What Are All The Different Types of D&D Dice & What Are They Used For?
For a player first getting started in Dungeons and Dragons, it can be incredibly confusing and intimidating. There are so many things that you have to learn and know and have. There’s the books, the people willing to play, the complicated rulesets, someone to run the game, and (if you choose to use them) there are even miniatures! But no matter what type of RPG Player you are, from one taking your first exploratory steps into Dungeons and Dragons to delving into the most arcane and indie Tabletop Games like Ars Magica, you can count on using one thing: dice.
Now when it comes to RPG Dice Sets and games like Dungeons and Dragons, even that can be confusing! And this is whether you’re just starting to play, or a good friend or family member who is trying to find the perfect gift for their loved one. Worry not, we’re here to help.
There’s a multitude of types of Polyhedral Dice Sets, or dice. When it comes to D&D (Dungeons and Dragons) though, there are seven different shapes or types you can expect to use:
A four sided die shaped something like a pyramid. These are useful for low damage spells or attacks, certain probability checks, and finding with your foot in the dark. Jokes aside, be careful with these! Stepping on them can feel worse than stepping on a lego!
You’ve probably seen the standard six sided die before, as most of these cubes come with pips and are useful for all sorts of board games and games of chance. The d6 is a little different however, as most ones for Tabletop RPGs come with numbers instead of pips.
The d6 is useful for a lot of standard attacks and spells in D&D. If you need to roll damage for the ever classic Fireball spell, or are using a shortsword to fend off some goblins, the d6 is going to be die for you.
The d8 looks something like two pyramids connected at the base, but don’t worry! It’s not anywhere near as painful to step on as the d4!
Any intrepid adventurer is going to find themselves using the d8 somewhere along the line, especially for weapons such as maces, and it wouldn’t do to go without one!
The d10. The ever important ten sided die. There are certain Tabletop Games that use only d10’s.
You can do everything with this bad boy, from determining when your character acts in the middle of combat, or using it to determine the fate of games of chance.
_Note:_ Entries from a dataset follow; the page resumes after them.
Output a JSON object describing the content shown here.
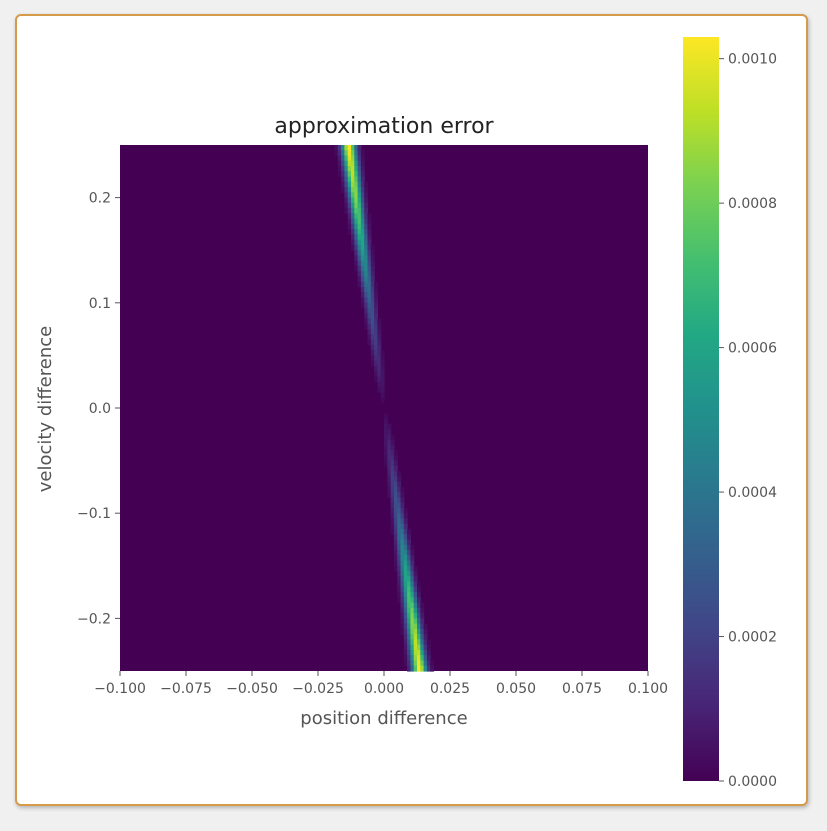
{
  "chart_data": {
    "type": "heatmap",
    "title": "approximation error",
    "xlabel": "position difference",
    "ylabel": "velocity difference",
    "xlim": [
      -0.1,
      0.1
    ],
    "ylim": [
      -0.25,
      0.25
    ],
    "x_ticks": [
      -0.1,
      -0.075,
      -0.05,
      -0.025,
      0.0,
      0.025,
      0.05,
      0.075,
      0.1
    ],
    "x_tick_labels": [
      "−0.100",
      "−0.075",
      "−0.050",
      "−0.025",
      "0.000",
      "0.025",
      "0.050",
      "0.075",
      "0.100"
    ],
    "y_ticks": [
      0.2,
      0.1,
      0.0,
      -0.1,
      -0.2
    ],
    "y_tick_labels": [
      "0.2",
      "0.1",
      "0.0",
      "−0.1",
      "−0.2"
    ],
    "colormap": "viridis",
    "background_color": "#440154",
    "colorbar": {
      "range": [
        0.0,
        0.00103
      ],
      "ticks": [
        0.0,
        0.0002,
        0.0004,
        0.0006,
        0.0008,
        0.001
      ],
      "tick_labels": [
        "0.0000",
        "0.0002",
        "0.0004",
        "0.0006",
        "0.0008",
        "0.0010"
      ]
    },
    "band": {
      "description_points": [
        {
          "velocity": 0.25,
          "position": -0.0135,
          "peak_error": 0.00103
        },
        {
          "velocity": 0.2,
          "position": -0.0115,
          "peak_error": 0.00085
        },
        {
          "velocity": 0.1,
          "position": -0.0075,
          "peak_error": 0.0003
        },
        {
          "velocity": 0.0,
          "position": 0.0,
          "peak_error": 0.0
        },
        {
          "velocity": -0.1,
          "position": 0.0075,
          "peak_error": 0.0003
        },
        {
          "velocity": -0.2,
          "position": 0.0115,
          "peak_error": 0.00085
        },
        {
          "velocity": -0.25,
          "position": 0.0135,
          "peak_error": 0.00103
        }
      ],
      "position_slope_per_velocity": -0.054,
      "width_position_units": 0.0022
    },
    "grid": false
  }
}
It’s also important to know that you can use d10’s to roll percentile, or determine the fate something on a percentile scale
(1-100). There are particular dice made for this with the 10’s already on the dice, but you can also use two d10’s and just declare one the 10’s place. That way if you roll a 7 on the 10’s place and a 1 on the one’s place, you know you’ve rolled a 71. Not a bad roll as far as percentiles go. Fortunately, most standard dice sets come with the percentile die so you don’t have to worry about the workaround.
The d12 is a dodecahedron and just like the d8 is used for all sorts of arcane events. Sometimes useful in spells, sometimes useful with the more exotic weapons. In 5th edition D&D, Greataxes and other horrifyingly huge weapons use this high rolling die, and an adventurer or D&D player would never want to go without it.
The classic d20. Entire systems and sets of systems like Roll20 have been built around the d20. When it comes to rolling for D&D nothing gets a player quite as excited as the outcome of a d20, and nothing can be quite as shocking.
For the 20 sided die it’s common among D&D players to use the 1 roll as a critical failure and the 20 roll as a critical success. Sometimes this can be taken to crazy extremes. I can guarantee you that every D&D player has fond memories of a time that they rolled a 20 at certain point performed some stunning feat. I can also guarantee you that every D&D player has memories of rolling a 1 and bringing about near certain doom.
Love them or hate them, you simply cannot escape using the d20 while playing D&D.